Requirement : Generate auth token(grant_type=password) after registration within gateway(DMZ)

Step-1 : Client call guest token service: To get guest(scope) token [grant_type=client_credentials(/auth/oauth/v2/token)]
Step-2 : Client call registration service to register user
Step-3 : Gateway(DMZ) update/remove guest token and invoke auth(scope) service (grant_type=password) for registration service

Planning for below approach, is there any best approach/practice?

Approach:
1. Route to auth service (grant_type=password) after user registration with grant_type and resource_owner
2. Delete guest token from otk_db

[grant_type=client_credentials(/auth/oauth/v2/token)]
{
"resource_owner": "Token 2.0",
"client_key": "1098567432",
"expiration": "1515084452",
"jsessionid": "LNAlWOtodjnXFSWkrJT2KIZ6zeT1oe",
"scope": "guest",
"grant_type": "client_credentials"
}

[grant_type=password(/auth/oauth/v2/token)]
{
"resource_owner": "layer7@test.com",
"client_key": "1098567432",
"expiration": "1515085168",
"jsessionid": "GJslY1d00B8dbqRV7yYoIjqt",
"scope": "auth",
"grant_type": "password"
}

H ello!

You could use your client with "client_credentials" flow to retrieve a token with a scope such as "register_user". You would have the user fill out details in a form and have the client call an endpoint such as /registeruser including the given details.

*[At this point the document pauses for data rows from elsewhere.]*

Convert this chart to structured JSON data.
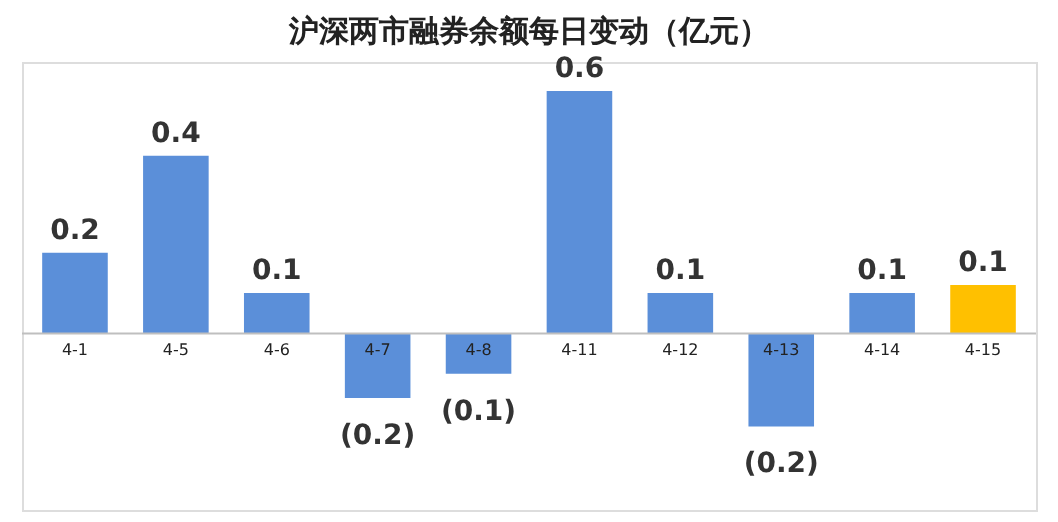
{
  "chart_data": {
    "type": "bar",
    "title": "沪深两市融券余额每日变动（亿元）",
    "categories": [
      "4-1",
      "4-5",
      "4-6",
      "4-7",
      "4-8",
      "4-11",
      "4-12",
      "4-13",
      "4-14",
      "4-15"
    ],
    "values": [
      0.2,
      0.44,
      0.1,
      -0.16,
      -0.1,
      0.6,
      0.1,
      -0.23,
      0.1,
      0.12
    ],
    "colors": [
      "#5b8fd9",
      "#5b8fd9",
      "#5b8fd9",
      "#5b8fd9",
      "#5b8fd9",
      "#5b8fd9",
      "#5b8fd9",
      "#5b8fd9",
      "#5b8fd9",
      "#ffc000"
    ],
    "value_labels": [
      "0.2",
      "0.4",
      "0.1",
      "(0.2)",
      "(0.1)",
      "0.6",
      "0.1",
      "(0.2)",
      "0.1",
      "0.1"
    ]
  }
}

That endpoint would require an access_token issued to scope=require_user. At the same time you could configure "OTK Require OAuth 2.0 Token" to mark the token as "one time use only" so that it would be deleted. Once successfully registered you client would go through the password flow.

In general I think this is more a business requirement (how to on-bord users) and not so much a technical question. How to design the flow is more or less up to you.

This is just a first high level thought but I hope this helps!